Chile, en cambio, ha mantenido una presencia respetable pero modesta en la Antártica con bases científicas y logísticas que honran el Tratado Antártico, y eso está bien, pero carecen de la escala y la dualidad estratégica que exige el siglo XXI. En estos días, cuando se discute lo complejo que resulta disponer de petróleo y gas natural ante conflictos bélicos como el de Irán-Israel/USA, la dependencia del Medio Oriente pone en evidencia nuestras vulnerabilidades energéticas. Una proyección antártica robusta no solo fortalece la soberanía, sino que posiciona al país para enfrentar estos desafíos estratégicos en el futuro.
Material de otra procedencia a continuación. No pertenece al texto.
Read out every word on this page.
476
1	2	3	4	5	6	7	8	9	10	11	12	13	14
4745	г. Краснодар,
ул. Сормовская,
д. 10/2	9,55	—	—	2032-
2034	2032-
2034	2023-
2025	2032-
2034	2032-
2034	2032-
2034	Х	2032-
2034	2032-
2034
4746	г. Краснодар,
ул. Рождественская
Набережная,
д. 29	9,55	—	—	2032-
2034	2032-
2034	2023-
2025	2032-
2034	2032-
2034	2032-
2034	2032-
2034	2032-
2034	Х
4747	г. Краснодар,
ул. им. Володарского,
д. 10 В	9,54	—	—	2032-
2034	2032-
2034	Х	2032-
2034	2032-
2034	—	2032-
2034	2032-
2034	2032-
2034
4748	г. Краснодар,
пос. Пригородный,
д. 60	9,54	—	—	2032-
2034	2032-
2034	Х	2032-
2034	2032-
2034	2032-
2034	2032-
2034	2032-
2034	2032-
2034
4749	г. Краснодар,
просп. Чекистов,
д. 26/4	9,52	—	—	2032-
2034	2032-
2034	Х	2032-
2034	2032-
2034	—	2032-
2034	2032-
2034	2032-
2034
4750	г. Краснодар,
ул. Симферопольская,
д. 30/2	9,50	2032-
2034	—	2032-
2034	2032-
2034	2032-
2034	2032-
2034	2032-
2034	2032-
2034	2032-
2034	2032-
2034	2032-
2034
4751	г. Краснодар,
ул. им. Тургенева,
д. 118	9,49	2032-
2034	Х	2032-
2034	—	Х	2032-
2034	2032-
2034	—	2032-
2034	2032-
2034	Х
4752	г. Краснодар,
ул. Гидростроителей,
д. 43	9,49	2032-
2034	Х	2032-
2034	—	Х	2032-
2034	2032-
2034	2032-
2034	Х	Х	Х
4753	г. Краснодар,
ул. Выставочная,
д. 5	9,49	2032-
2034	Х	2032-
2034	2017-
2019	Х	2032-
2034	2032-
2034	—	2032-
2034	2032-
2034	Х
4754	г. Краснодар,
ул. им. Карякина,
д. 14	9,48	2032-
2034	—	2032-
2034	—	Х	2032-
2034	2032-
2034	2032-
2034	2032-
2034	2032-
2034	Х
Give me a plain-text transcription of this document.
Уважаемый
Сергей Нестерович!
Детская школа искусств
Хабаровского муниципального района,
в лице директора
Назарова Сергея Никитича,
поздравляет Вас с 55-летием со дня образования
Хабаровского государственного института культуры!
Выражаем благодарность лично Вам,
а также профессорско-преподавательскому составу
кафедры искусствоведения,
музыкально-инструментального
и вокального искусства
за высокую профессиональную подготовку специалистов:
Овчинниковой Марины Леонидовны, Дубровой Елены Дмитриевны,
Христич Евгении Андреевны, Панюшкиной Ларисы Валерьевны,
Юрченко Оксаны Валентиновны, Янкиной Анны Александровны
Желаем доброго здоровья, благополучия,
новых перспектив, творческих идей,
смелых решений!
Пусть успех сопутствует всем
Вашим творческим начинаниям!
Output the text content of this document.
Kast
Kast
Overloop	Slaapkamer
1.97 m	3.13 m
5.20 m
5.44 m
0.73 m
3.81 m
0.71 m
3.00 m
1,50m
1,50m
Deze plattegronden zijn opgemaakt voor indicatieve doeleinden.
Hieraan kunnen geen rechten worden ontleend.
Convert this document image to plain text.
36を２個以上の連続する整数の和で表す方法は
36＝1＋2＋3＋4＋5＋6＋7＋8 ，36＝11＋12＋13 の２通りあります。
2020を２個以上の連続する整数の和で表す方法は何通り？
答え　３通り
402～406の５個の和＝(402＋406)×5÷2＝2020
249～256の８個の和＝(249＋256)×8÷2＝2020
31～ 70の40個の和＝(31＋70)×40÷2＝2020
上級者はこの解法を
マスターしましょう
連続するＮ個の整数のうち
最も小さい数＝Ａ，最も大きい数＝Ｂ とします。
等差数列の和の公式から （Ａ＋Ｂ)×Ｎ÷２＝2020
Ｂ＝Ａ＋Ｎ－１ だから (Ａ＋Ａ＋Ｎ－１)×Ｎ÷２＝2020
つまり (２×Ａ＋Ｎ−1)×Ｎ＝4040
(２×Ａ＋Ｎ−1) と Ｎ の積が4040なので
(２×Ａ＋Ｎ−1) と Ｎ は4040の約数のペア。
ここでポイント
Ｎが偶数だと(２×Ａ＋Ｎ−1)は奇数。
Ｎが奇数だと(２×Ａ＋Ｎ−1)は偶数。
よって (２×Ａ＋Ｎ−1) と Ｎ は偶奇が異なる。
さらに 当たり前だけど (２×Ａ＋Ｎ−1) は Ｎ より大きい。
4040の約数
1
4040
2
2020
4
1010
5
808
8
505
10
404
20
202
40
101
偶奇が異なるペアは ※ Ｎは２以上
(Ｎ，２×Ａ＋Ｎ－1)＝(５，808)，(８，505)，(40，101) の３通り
La exhortación es directa y sin eufemismos: Chile debe asumir un programa nacional de activos estratégicos, como lo hemos planteado en otras columnas de este medio (ver en el caso del Litio, Proyección de Chile en la estrategia del Litio), que considere la Antártica. No se trata de militarizar el continente blanco (por cierto, el Tratado Antártico de 1959 lo impide), sino de construir capacidades duales inteligentes. Rompehielos de nueva generación (incluyendo unidades polares con propulsión avanzada), rehabilitación y ampliación de bases con infraestructura modular para investigación científica y apoyo logístico permanente, y asentamientos temporales que permitan presencia continua. Todo ello sustentado en el desarrollo de capital humano preparado como eje central. Necesitamos formar, en universidades, academias militares y centros de excelencia, a geólogos polares, oceanógrafos, ingenieros logísticos, especialistas en derecho internacional polar, analistas geopolíticos y oficiales navales y aéreos con entrenamiento en operaciones extremas. Un programa que integre al Ejército, la Armada, la Fuerza Aérea y el sector civil, con becas, simuladores y alianzas internacionales selectivas. Si Chile no cuenta aún con la tecnología requerida, puede adquirirla en el mercado internacional, siempre asegurando la transferencia de conocimiento que permita impulsar el desarrollo propio proyectado en los próximos años.

Todo lo que le comento es parte de una necesidad para un país emplazado en el Asia-Pacífico, y para nada es algo alarmista o sensacionalista. Chile controla el Estrecho de Magallanes y el Paso Drake, puertas naturales hacia el Pacífico Sur, pero sin proyección antártica robusta, esa posición geográfica pierde profundidad estratégica. En un Indo-Pacífico donde China, Estados Unidos, y otras potencias medias como Australia y Francia compiten por influencia polar, Chile puede —y debe— convertirse en facilitador logístico y garante de estabilidad. La Antártica como se puede apreciar es la plataforma desde la cual proyectamos poder blando y duro hacia el océano que según el consenso de los más habilitados en esta materia, definirá el siglo.

El gobierno actual no debe descuidar este tema crucial. Recuperar el legado de Cañas Montalva y von Chrismar implica actualizar las necesidades al momento actual con absoluta conciencia de lo que ello significa. Chile cuenta con historia, posición geográfica y voluntad institucional, estaría faltando la decisión política de invertir en el desarrollo de sus activos estratégicos emplazados en la zona pero sobre todo, en su gente. Si actuamos ahora, con visión de Estado y no con cortoplacismo, también encontraremos puntos comunes donde el espectro político se una frente a un desafío país, la tricontinentalidad del Pacífico Austral no sólo defendería su soberanía antártica, sino que la convertiría en palanca de influencia global. El hielo se derrite, lamentable, con ello una coyuntura no esperada pero donde asoman renovadas oportunidades.